Supreme Court turns away a 2nd Amendment challenge to blue-state bans on assault weapons
Published in Political News
WASHINGTON — A closely divided Supreme Court refused Monday to hear a 2nd Amendment challenge to the bans on semi-automatic rifles in Maryland, California and eight other blue states.
Gun rights advocates say these AR-15s are owned by millions of Americans, and they argue the 2nd Amendment protects weapons that are "in common use by law-abiding citizens."
But they fell one vote short of winning a hearing on the question before the Supreme Court.
Three conservatives — Justices Clarence Thomas, Samuel A. Alito and Neil M. Gorsuch — voted to hear the 2nd Amendment challenge.
But Justice Brett M. Kavanaugh refused for now to cast the key fourth vote. He called the lower court ruling upholding Maryland's ban "questionable," but agreed with the majority in turning down the appeal for now.
"In my view, this court should and presumably will address the AR–15 issue soon, in the next Term or two," Kavanaugh said.
The closely watched appeal had been pending since December, and the outcome suggests that the majority, including Chief Justice John G. Roberts, is not ready to strike down state laws that restrict semi-automatic guns.
Monday's no-comment orders let stands law in Maryland and Rhode Island that forbid the sale or possession of "assault weapons" and large-capacity magazines.
California adopted the nation's first ban on assault weapons in 1989. Since then, Connecticut, Delaware, Hawaii, Illinois, Massachusetts, New Jersey, New York and Washington have enacted similar laws, all of which would have been struck down if Maryland's law were ruled unconstitutional.
Lawmakers in California and nine other Democratic-led states say these rapid-fire weapons are especially dangerous and not needed for self-defense.
Maryland said its ban applies to "certain highly dangerous, military-style assault weapons of the sort used in a series of highly publicized mass shootings."
The case tested the reach of the 2nd Amendment and its "right to keep and bear arms."
For more than a decade, the justices have turned away gun-rights appeals that challenged local or state bans on assault weapons.
In 2008, the court ruled for the first time that the 2nd Amendment protects an individual right to self-defense, but its constitutional rulings since then have been modest in their impact.
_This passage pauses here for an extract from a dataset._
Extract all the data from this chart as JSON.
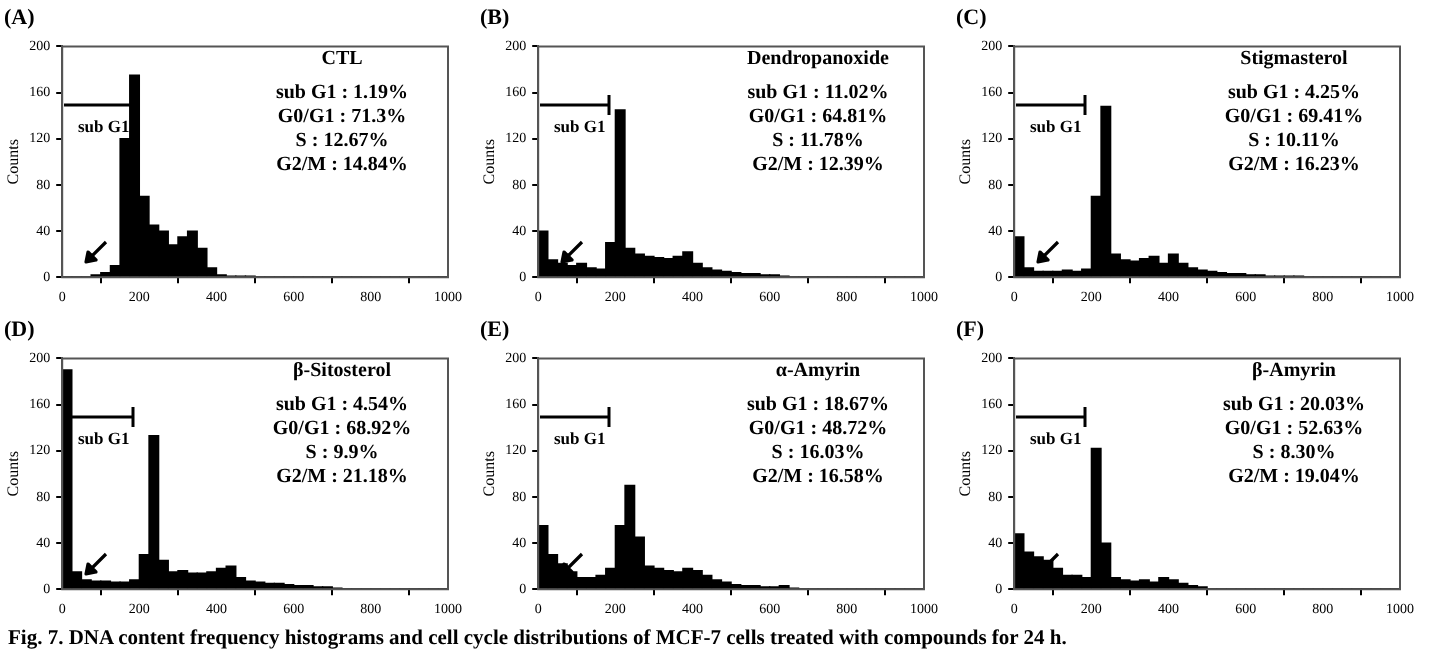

The justices struck down city ordinances in Washington and Chicago laws that prohibited private possession of handguns, and they ruled states may not deny law-abiding citizens a permit to carry a concealed weapon.
In opinion polls, most Americans are opposed to a ban on handgun possession but they support a ban on semi-automatic assault rifles.
Maryland passed its ban on "assault weapons" after the mass shooting at the Sandy Hook Elementary School in 2012, where 20 children and six school employees were killed.
The law was upheld last year in an opinion written by a prominent conservative judge.
Judge J. Harvie Wilkinson, a Reagan appointee who was a finalist for a Supreme Court nomination in 2005, said the AR-15, AK-47 and similar rapid-fire rifles are not protected by the 2nd Amendment.
"They are military-style weapons designed for sustained combat operations that are ill-suited and disproportionate to the need for self-defense," he wrote in a 9-5 decision by the 4th Circuit Court of Appeals. "We decline to wield the Constitution to declare that military-style armaments which have become primary instruments of mass killing and terrorist attacks in the United States are beyond the reach of our nation's democratic processes."
The dissenters said the 2nd Amendment protects the right to the "arms" that are in common use.
"Today, the AR-15 and its variants are one of the most popular and widely owned firearms in the Nation," wrote Judge Julius Richardson, a Donald Trump appointee.
"As of 2021, there are at least 28 million AR-style semiautomatic rifles in circulation. For context, this means that there are more AR-style rifles in the civilian market than there are Ford F-Series pickup trucks on the road — the most popular truck in America."
Three years ago, the court said in an opinion by Thomas that the 2nd Amendment should be interpreted based on the nation's history and tradition of gun regulations.
However, the two sides in the Maryland case differed on what to glean from that history.
Gun-rights advocates said there was no early history of laws banning common firearms.
But some judges and state lawyers said the history shows that when new dangers arose—including stored gun powder, dynamite and machine guns—new restrictions were written into law. If so, that would support new laws adopted in response to the danger posed by rapid-fire weapons.
The justices denied review in the case of Snope vs. Brown in the fall.